「仕事がデキない東大卒」が陥るただ1つの失敗

恥ずべきことに、僕も入学した当初は、この学歴カーストに影響されて、駒場キャンパスのなかを根拠のない自己肯定感とともに闊歩していた(一応の弁解をしておくと、1年生の5月ごろまでの話だ)。

ただ、少しは世間を知れば、「学歴など無数にあるパラメーターのひとつでしかない」という至極まっとうな事実に気づき、先に書いたような歪んだ価値観は正されていくものだ。普通の人なら、それくらいの修正力はある。

ところが、東大に入った時点で人間的成長が止まり、卒業して社会の荒波にもまれてさえ考え方を変えられないものもごくまれにだがいる。

そういう人は仕事にしても人間関係にしても、自分の考えに固執し、誤りを決して認めず、いつだって他人をバカにしていて話を聞かない。それでいて、たいていは仕事のセンスも悪いものだから、「あの人は東大を出ているのに使えないよね」なんて陰口をたたかれることになる。

あなたの職場にも、このような東大卒の人間はいないだろうか。

僕は大学院の博士課程をドロップアウトして街をぶらぶらしていたときに、かつて著者として本を書いたことのある出版社から「編集者をやらないか」とスカウトされ、そのままあまり深く考えずに社会人となった。

その出版社で4年ほど編集者として働いた後、退職して、今はフリーランスの書籍ライターという仕事で生活している。就職活動を経験していないので僕自身は学生の就活事情にそれほど詳しくはないのだが、幸い月末になると卓を囲む麻雀仲間に、東大経済学部の卒業生であり、大手人材情報会社勤務を経て独立、現在も名だたる企業の採用活動をサポートする人事コンサルタント会社の代表・小林倫太郎さん(41歳)がいた。

ある麻雀日、小林さんには集合時間の1時間ほど前に雀荘の近くの喫茶店に来てもらい、取材料としては格安のコーヒー1杯を約束して、東大生の就活事情について話を聞いた。

「就職活動ってのは、学生の全方位的な資質が試される初めての戦いなんですよ」

注文したコーヒーが届くと、小林さんはそう切り出した。

「自分の能力・志向に合わせた志望業界の選び方から、かぎられた時間内での活動時間の配分の判断、活動時間の絶対量を生む体力と気力、文章で己を売り込むエントリーシートの書き方や面接での立ち居振る舞いまでね」

どこをゴールと定義するかは学生次第だが、就職活動で「成功した」といえる結果を残すためには、多方面にわたる広く浅い能力とそれらをうまく統合して発揮する高い自己管理能力が必要となるのだという。

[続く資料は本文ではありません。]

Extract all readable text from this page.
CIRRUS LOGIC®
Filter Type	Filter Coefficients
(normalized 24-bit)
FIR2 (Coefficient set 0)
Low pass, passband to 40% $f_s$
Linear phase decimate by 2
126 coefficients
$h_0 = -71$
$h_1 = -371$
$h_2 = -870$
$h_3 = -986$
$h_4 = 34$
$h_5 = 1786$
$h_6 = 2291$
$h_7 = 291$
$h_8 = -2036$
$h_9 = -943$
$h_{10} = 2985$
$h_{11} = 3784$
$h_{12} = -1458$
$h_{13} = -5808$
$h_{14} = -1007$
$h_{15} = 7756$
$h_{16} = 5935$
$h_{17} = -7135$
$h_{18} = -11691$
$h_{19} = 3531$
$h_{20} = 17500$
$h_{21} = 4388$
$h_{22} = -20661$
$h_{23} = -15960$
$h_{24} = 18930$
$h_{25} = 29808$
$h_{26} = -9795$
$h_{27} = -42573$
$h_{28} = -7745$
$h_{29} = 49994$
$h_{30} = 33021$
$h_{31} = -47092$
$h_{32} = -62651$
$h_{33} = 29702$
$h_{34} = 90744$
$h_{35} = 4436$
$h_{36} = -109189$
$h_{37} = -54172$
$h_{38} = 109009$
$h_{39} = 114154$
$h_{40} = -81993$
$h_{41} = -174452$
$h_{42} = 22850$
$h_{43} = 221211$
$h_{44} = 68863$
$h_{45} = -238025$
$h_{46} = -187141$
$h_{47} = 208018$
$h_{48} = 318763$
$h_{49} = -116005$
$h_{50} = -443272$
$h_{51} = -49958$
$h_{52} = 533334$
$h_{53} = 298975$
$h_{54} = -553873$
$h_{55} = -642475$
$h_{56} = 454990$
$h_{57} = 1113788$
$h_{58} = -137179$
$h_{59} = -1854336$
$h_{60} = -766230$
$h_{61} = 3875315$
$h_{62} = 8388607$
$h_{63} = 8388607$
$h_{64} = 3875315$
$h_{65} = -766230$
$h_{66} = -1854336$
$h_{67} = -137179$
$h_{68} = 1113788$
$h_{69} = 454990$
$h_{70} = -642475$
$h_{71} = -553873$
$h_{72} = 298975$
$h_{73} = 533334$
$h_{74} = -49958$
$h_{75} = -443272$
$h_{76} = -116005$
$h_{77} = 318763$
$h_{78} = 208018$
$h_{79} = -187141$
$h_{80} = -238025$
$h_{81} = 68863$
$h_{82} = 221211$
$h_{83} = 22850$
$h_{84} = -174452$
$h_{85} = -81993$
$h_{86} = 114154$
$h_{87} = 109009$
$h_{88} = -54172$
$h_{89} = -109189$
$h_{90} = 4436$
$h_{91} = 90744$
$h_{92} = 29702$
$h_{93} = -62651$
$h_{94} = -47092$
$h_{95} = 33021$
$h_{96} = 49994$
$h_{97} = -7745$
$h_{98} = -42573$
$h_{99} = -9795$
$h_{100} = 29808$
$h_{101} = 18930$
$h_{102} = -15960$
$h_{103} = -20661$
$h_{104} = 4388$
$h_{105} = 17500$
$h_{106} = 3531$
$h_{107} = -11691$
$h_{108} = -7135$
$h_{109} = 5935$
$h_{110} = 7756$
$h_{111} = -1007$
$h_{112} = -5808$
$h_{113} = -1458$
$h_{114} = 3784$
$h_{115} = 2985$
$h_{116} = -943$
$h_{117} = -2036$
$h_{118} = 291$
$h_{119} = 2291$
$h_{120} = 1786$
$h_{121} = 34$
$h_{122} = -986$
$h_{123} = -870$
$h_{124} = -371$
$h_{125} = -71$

「多い会社では4次、5次と選考を重ねますし、世間で言われるほどごまかしは利きませんよ。入社難度の高い企業の採用担当者をごまかし通せるなら、それはそれで立派な能力と言っていいでしょう」

東大生をめぐる「奇妙な現象」

大学の就職課の指導のあり方などにより多少の誤差はあるが、一般的に大学のランクと学生の就職活動の質は驚くほどに一致するものなのだそうだ。

それは単に筆記試験の点数が高いであるとか学生時代に取得している資格が多いといったことだけでなく、単純な行動量の多さや無難な服装・髪型、面接でのソツのない受け答えといった面でも、「学歴はやはり正直」というのがいまだに採用担当者たちの共通認識であるとのことだった。

ところが、われらが東大生に関しては、各企業の採用担当者たちが口をそろえる奇妙な現象があるという。

「僕らは『東大までの人』と呼んでいますね。『あの子は「東大までの人」だよねー』って」と小林さんはなにやら小ばかにした口調で言った。

学歴社会の頂点である東大生にかぎって、就職活動の場での評価が極端にお粗末なものがいるのだそうだ。